During a council workshop meeting last Wednesday, Development Director Steve Powers presented the council with the idea of transferring decision making regarding the most complex kind of permits from the city council to a hearing examiner. Under the proposal, elected officials would no longer have to hold quasi-judicial hearings to interpret regulations for any type of development permit.
“The advantage is,” Powers said, “we have an individual who is trained in land use acting in the capacity of a judge making the decision as to whether or not the rules are appropriately applied to this particular project.”
He added that transferring the decisions to a hearing examiner would remove emotion from the process. A hearing examiner is a “dispassionate” decision maker who, by code, doesn’t live in the community.
Emotions were on display at a council meeting in August at which the council approved a housing project for veterans and low-income people on Pioneer Way near the heart of the downtown area.
Prior to reaching the council, the city staff, the planning commission and the hearing examiner — who is experienced land-use attorney Michael Bobbink — reviewed the application and recommended that the council approve permits for the project, finding that it complied with city code.
Nevertheless, three of the four council members voted against the proposal, which had become controversial with people in the community who felt the proposed building had too little retail space for the downtown area and didn’t fit in with the character of the area.
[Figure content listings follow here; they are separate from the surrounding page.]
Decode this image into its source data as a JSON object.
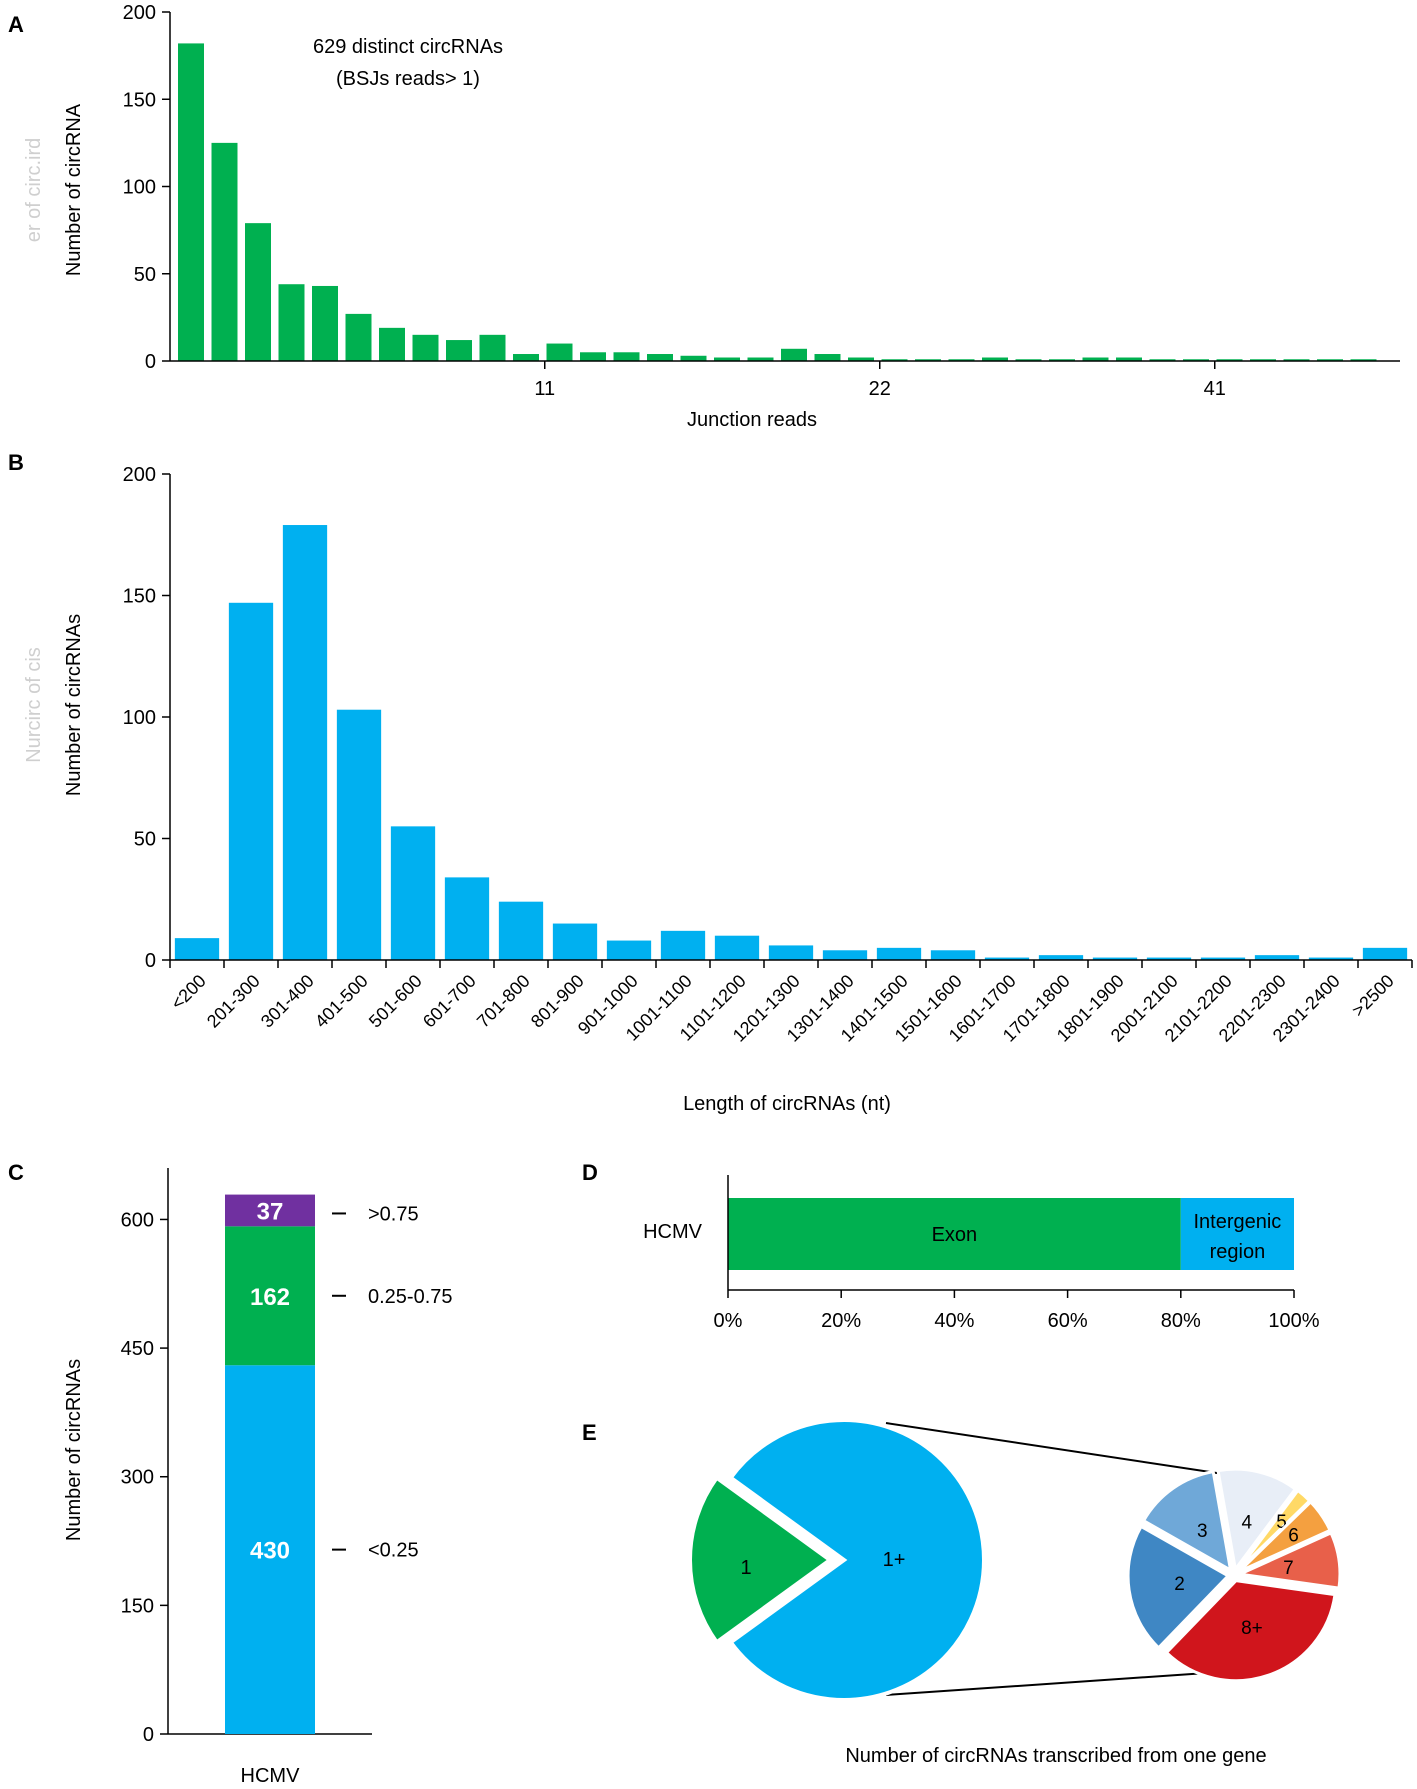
{
  "chart_data": [
    {
      "panel": "A",
      "type": "bar",
      "xlabel": "Junction reads",
      "ylabel": "Number of circRNA",
      "ghost_ylabel": "er of circ.ird",
      "annotation": [
        "629 distinct circRNAs",
        "(BSJs  reads> 1)"
      ],
      "ylim": [
        0,
        200
      ],
      "yticks": [
        0,
        50,
        100,
        150,
        200
      ],
      "xtick_labels": [
        {
          "label": "11",
          "index": 10
        },
        {
          "label": "22",
          "index": 20
        },
        {
          "label": "41",
          "index": 30
        }
      ],
      "values": [
        182,
        125,
        79,
        44,
        43,
        27,
        19,
        15,
        12,
        15,
        4,
        10,
        5,
        5,
        4,
        3,
        2,
        2,
        7,
        4,
        2,
        1,
        1,
        1,
        2,
        1,
        1,
        2,
        2,
        1,
        1,
        1,
        1,
        1,
        1,
        1
      ],
      "color": "#00b050"
    },
    {
      "panel": "B",
      "type": "bar",
      "xlabel": "Length of circRNAs (nt)",
      "ylabel": "Number of circRNAs",
      "ghost_ylabel": "Nurcirc of cis",
      "ylim": [
        0,
        200
      ],
      "yticks": [
        0,
        50,
        100,
        150,
        200
      ],
      "categories": [
        "<200",
        "201-300",
        "301-400",
        "401-500",
        "501-600",
        "601-700",
        "701-800",
        "801-900",
        "901-1000",
        "1001-1100",
        "1101-1200",
        "1201-1300",
        "1301-1400",
        "1401-1500",
        "1501-1600",
        "1601-1700",
        "1701-1800",
        "1801-1900",
        "2001-2100",
        "2101-2200",
        "2201-2300",
        "2301-2400",
        ">2500"
      ],
      "values": [
        9,
        147,
        179,
        103,
        55,
        34,
        24,
        15,
        8,
        12,
        10,
        6,
        4,
        5,
        4,
        1,
        2,
        1,
        1,
        1,
        2,
        1,
        5
      ],
      "color": "#00b0f0"
    },
    {
      "panel": "C",
      "type": "bar",
      "stacked": true,
      "ylabel": "Number of circRNAs",
      "ylim": [
        0,
        660
      ],
      "yticks": [
        0,
        150,
        300,
        450,
        600
      ],
      "categories": [
        "HCMV"
      ],
      "series": [
        {
          "name": "<0.25",
          "values": [
            430
          ],
          "color": "#00b0f0"
        },
        {
          "name": "0.25-0.75",
          "values": [
            162
          ],
          "color": "#00b050"
        },
        {
          "name": ">0.75",
          "values": [
            37
          ],
          "color": "#7030a0"
        }
      ]
    },
    {
      "panel": "D",
      "type": "bar",
      "orientation": "horizontal",
      "stacked": true,
      "categories": [
        "HCMV"
      ],
      "xlim": [
        0,
        100
      ],
      "xtick_labels": [
        "0%",
        "20%",
        "40%",
        "60%",
        "80%",
        "100%"
      ],
      "series": [
        {
          "name": "Exon",
          "values": [
            80
          ],
          "color": "#00b050"
        },
        {
          "name": "Intergenic region",
          "label_lines": [
            "Intergenic",
            "region"
          ],
          "values": [
            20
          ],
          "color": "#00b0f0"
        }
      ]
    },
    {
      "panel": "E",
      "type": "pie",
      "title": "Number of circRNAs transcribed from one gene",
      "main": {
        "slices": [
          {
            "label": "1",
            "value": 20,
            "color": "#00b050"
          },
          {
            "label": "1+",
            "value": 80,
            "color": "#00b0f0"
          }
        ]
      },
      "detail": {
        "slices": [
          {
            "label": "4",
            "value": 13,
            "color": "#e8eef7"
          },
          {
            "label": "5",
            "value": 2.5,
            "color": "#ffd966"
          },
          {
            "label": "6",
            "value": 5.5,
            "color": "#f4a040"
          },
          {
            "label": "7",
            "value": 9,
            "color": "#e8604a"
          },
          {
            "label": "8+",
            "value": 35,
            "color": "#d0151c"
          },
          {
            "label": "2",
            "value": 21,
            "color": "#3f87c4"
          },
          {
            "label": "3",
            "value": 14,
            "color": "#6fa8d8"
          }
        ]
      }
    }
  ]
}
Wednesday, Powers explained the current process under which different kinds of development permits are approved.
Building permits and short plats, the simplest types of permits, are decided by city staff and can be appealed to the hearing examiner. Conditional use permits are decided by the hearing examiner
Preliminary plats, planned residential developments and certain types of site plans are decided by the city council after receiving recommendations from the planning commission or hearing examiner.
Any decision regarding development permits can be appealed to superior court. In the case of the low-income development downtown, the Oak Harbor Main Street Association opposed the project and appealed.
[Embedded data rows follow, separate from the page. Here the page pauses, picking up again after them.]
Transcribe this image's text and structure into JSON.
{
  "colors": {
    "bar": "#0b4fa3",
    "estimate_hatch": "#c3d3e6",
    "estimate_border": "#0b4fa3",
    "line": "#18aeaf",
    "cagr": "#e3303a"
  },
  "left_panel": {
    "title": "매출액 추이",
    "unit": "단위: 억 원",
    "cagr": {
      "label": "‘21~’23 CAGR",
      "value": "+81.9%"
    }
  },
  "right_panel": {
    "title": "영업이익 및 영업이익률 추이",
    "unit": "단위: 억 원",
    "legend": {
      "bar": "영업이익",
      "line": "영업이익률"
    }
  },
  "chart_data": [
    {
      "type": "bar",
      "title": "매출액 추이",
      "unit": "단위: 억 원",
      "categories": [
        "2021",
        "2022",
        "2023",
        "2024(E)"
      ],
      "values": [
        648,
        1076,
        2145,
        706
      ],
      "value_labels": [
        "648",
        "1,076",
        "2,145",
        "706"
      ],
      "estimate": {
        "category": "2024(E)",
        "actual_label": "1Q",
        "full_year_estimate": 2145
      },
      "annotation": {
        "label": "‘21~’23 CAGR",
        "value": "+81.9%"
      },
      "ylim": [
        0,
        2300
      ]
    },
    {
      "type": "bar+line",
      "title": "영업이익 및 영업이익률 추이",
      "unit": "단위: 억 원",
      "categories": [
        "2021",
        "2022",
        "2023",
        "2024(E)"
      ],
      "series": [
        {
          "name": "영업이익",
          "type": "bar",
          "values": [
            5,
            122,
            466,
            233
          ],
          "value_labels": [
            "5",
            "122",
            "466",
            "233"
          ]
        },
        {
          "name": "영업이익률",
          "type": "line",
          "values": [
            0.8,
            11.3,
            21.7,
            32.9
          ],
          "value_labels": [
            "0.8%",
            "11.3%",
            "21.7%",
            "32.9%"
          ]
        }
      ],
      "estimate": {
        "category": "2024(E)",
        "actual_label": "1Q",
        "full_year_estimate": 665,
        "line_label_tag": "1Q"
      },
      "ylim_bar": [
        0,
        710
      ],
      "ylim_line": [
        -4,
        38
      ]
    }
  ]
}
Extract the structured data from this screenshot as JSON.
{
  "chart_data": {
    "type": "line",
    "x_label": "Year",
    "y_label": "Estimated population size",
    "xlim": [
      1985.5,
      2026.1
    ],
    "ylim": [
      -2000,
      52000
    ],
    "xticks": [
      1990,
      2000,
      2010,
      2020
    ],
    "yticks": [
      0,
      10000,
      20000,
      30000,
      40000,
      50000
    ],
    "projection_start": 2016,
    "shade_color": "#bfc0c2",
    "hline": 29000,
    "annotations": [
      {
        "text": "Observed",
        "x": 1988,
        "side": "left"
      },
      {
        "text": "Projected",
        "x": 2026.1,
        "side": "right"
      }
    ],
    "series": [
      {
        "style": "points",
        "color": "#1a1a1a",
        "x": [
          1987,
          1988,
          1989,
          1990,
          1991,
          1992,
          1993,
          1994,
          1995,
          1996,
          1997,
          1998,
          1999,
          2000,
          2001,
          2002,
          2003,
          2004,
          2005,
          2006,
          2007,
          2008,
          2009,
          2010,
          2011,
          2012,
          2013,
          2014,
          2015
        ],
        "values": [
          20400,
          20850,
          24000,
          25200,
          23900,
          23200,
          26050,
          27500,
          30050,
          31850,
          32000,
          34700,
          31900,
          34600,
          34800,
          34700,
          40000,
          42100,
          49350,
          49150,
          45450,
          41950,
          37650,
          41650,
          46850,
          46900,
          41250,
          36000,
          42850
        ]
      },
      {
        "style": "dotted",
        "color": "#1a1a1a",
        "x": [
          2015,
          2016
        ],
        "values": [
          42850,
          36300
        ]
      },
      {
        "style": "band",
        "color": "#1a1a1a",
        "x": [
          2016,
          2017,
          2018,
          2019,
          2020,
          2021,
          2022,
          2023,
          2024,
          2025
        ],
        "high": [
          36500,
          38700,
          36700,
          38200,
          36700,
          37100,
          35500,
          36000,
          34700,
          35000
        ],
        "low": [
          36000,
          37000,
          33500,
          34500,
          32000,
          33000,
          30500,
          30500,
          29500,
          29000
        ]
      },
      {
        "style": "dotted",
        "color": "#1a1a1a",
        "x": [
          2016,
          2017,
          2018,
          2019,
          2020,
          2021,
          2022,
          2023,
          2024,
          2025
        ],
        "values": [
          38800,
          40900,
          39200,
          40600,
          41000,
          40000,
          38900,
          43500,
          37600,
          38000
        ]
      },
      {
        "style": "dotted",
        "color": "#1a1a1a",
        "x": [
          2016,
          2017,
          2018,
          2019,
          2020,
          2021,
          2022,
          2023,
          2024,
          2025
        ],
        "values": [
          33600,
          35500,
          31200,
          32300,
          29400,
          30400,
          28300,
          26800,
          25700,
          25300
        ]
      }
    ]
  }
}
Several council members spoke in support of Powers’ proposal to remove the city council from the process.
Councilman Jim Woessner pointed out that doing so would streamline and shorten the process for developers seeking necessary permits since they wouldn’t have to wait for available council meetings.
Councilwoman Erica Wasinger said she was OK with the hearing examiner making the final decision. She said the council’s focus should be on setting policy and regulations.
Councilman Bill Larsen discussed the fact that the city is out of step with most other municipalities that already have removed elected officials from the process.
Beth Munns expressed concerns because she felt council members wouldn’t know if regulations are working or not if they aren’t making such decisions.
Munns added that she was concerned about the hearing examiner’s decision in the low-income housing proposal; she said she didn’t learn anything from his written findings and conclusions because Bobbink didn’t address the many concerns brought forward.
“I felt like part of the process was just opinion,” she said. “And so maybe we need a new hearing examiner.”
Larsen, however, countered that the hearing examiner made the decision he had to under the law.
“It was the decision that should have been arrived at by any competent authority,” he said.